Lo scandalo della Sanità in Umbria è ancora in evoluzione, sto alle notizie come sono ora, se dovessero attenuarsi o addirittura capovolgersi sarò il primo a rallegrarmene, perché così come sono allarmano. Che molti posti di lavoro negli ospedali venissero assegnati non per merito ma per raccomandazioni, mi riempie di tristezza e di sfiducia. Sì, certo, penso a quelli che meritavano e non hanno avuto. Ma c’è una categoria che mi rattrista di più, ed è quella dei, chiamiamoli così, 'perdenti collaborazionisti'.

Questi mi rattristano perché sono perdenti, e non dovevano esserlo, ma anche e soprattutto perché sono collaborazionisti, cioè non denunciano le astuzie di coloro che truccano i concorsi, o se le denunciano poi corrono subito dai truccatori per informarli della denuncia, in modo che possano preparare le difese. Qui scatta un meccanismo non raro nella mafia, chiamiamola così, normale, anche se la mafia dentro una società non dovrebbe mai essere normale, ma frequentissimo, e per così dire connaturato, nella mafia accademica: il consenso delle vittime.

Non è corruzione. Non è viltà. Non è paura. È qualcosa di più sottile e insidioso. Lo scandalo della Sanità in Umbria lo leggo su molti giornali, e vengono anche fornite intercettazioni, sia sonore (telefonate) che visive (fotografie): si sentono dialoghi in cui qualcuno dice: «Se mi registrano, trovano cinque reati ogni ora». Lo sanno ma non si fermano, e arrivati alla fine si complimentano fra loro: «Abbiamo sistemato tutti i raccomandati, è stato un bijoux». Naturalmente, se hanno sistemato tutti i raccomandati, che magaru non meritavano, vuol dire che son rimasti senza posto i non raccomandati, anche se meritevoli.

E questi denunciano, poi però spesso avvertono i denunciati, affinché possano insabbiare le denunce. Perché?
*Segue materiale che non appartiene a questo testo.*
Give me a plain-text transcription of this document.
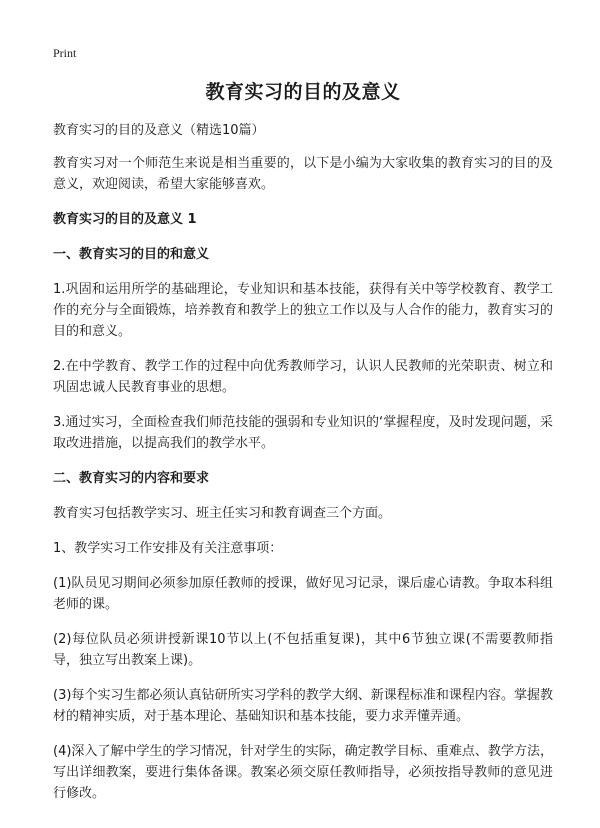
Print
教育实习的目的及意义

教育实习的目的及意义（精选10篇）

教育实习对一个师范生来说是相当重要的，以下是小编为大家收集的教育实习的目的及意义，欢迎阅读，希望大家能够喜欢。

教育实习的目的及意义 1

一、教育实习的目的和意义

1.巩固和运用所学的基础理论，专业知识和基本技能，获得有关中等学校教育、教学工作的充分与全面锻炼，培养教育和教学上的独立工作以及与人合作的能力，教育实习的目的和意义。

2.在中学教育、教学工作的过程中向优秀教师学习，认识人民教师的光荣职责、树立和巩固忠诚人民教育事业的思想。

3.通过实习，全面检查我们师范技能的强弱和专业知识的‘掌握程度，及时发现问题，采取改进措施，以提高我们的教学水平。

二、教育实习的内容和要求

教育实习包括教学实习、班主任实习和教育调查三个方面。

1、教学实习工作安排及有关注意事项：

(1)队员见习期间必须参加原任教师的授课，做好见习记录，课后虚心请教。争取本科组老师的课。

(2)每位队员必须讲授新课10节以上(不包括重复课)，其中6节独立课(不需要教师指导，独立写出教案上课)。

(3)每个实习生都必须认真钻研所实习学科的教学大纲、新课程标准和课程内容。掌握教材的精神实质，对于基本理论、基础知识和基本技能，要力求弄懂弄通。

(4)深入了解中学生的学习情况，针对学生的实际，确定教学目标、重难点、教学方法，写出详细教案，要进行集体备课。教案必须交原任教师指导，必须按指导教师的意见进行修改。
Perché (riporto testualmente da un giornale di ieri) temono «che le loro dichiarazioni siano mal accolte dal sistema di potere che gestisce con sistema non trasparente il sistema sanitario». Puntano insomma a sentirsi approvati dai loro superiori come traguardo morale, se hanno quella approvazione si sentono a posto, se non l’hanno, perché i loro superiori hanno commesso un reato e loro sono testimoni a carico, si sentono in conflitto con se stessi, si pentono, si correggono.

Questo fenomeno, difficile da capire e difficile da spiegare, è normale di certa mafia accademica: tu punti a una cattedra, ti spetta, hai lavorato molto in quella direzione, ma il tuo professore la dà a un altro, tu puoi fare tutto tranne che contraddire il tuo professore, il tuo professore è esperto di Dante o Manzoni, se dà la tua cattedra a un altro è misticamente come se Dante o Manzoni la dessero a quell’altro, quell’altro viene cooptato nell’ordine dei grandi, che è un ordine nel quale si entra solo per cooptazione. È il trionfo del potere e la morte del merito. Chi viene cooptato dal potere finirà per meritare il potere a posteriori, lo eserciterà come se gli spettasse per diritto divino, e così, di passaggio in passaggio, la promozione diventa stabilmente qualcosa che si ottiene a prescindere dal merito.

Avere l’appoggio del potere vuol dire meritare. Chi non ha l’appoggio del potere e non ottiene, ha interesse a cercare subito buoni rapporti col potere, per ottenere domani. Cercare subito buoni rapporti col potere vuol dire fare subito atto di sottomissione a colui che ha appena vinto fregandoti il posto. Nella mafia accademica questa è la regola. A quanto pare, la mafia sanitaria la sta imparando.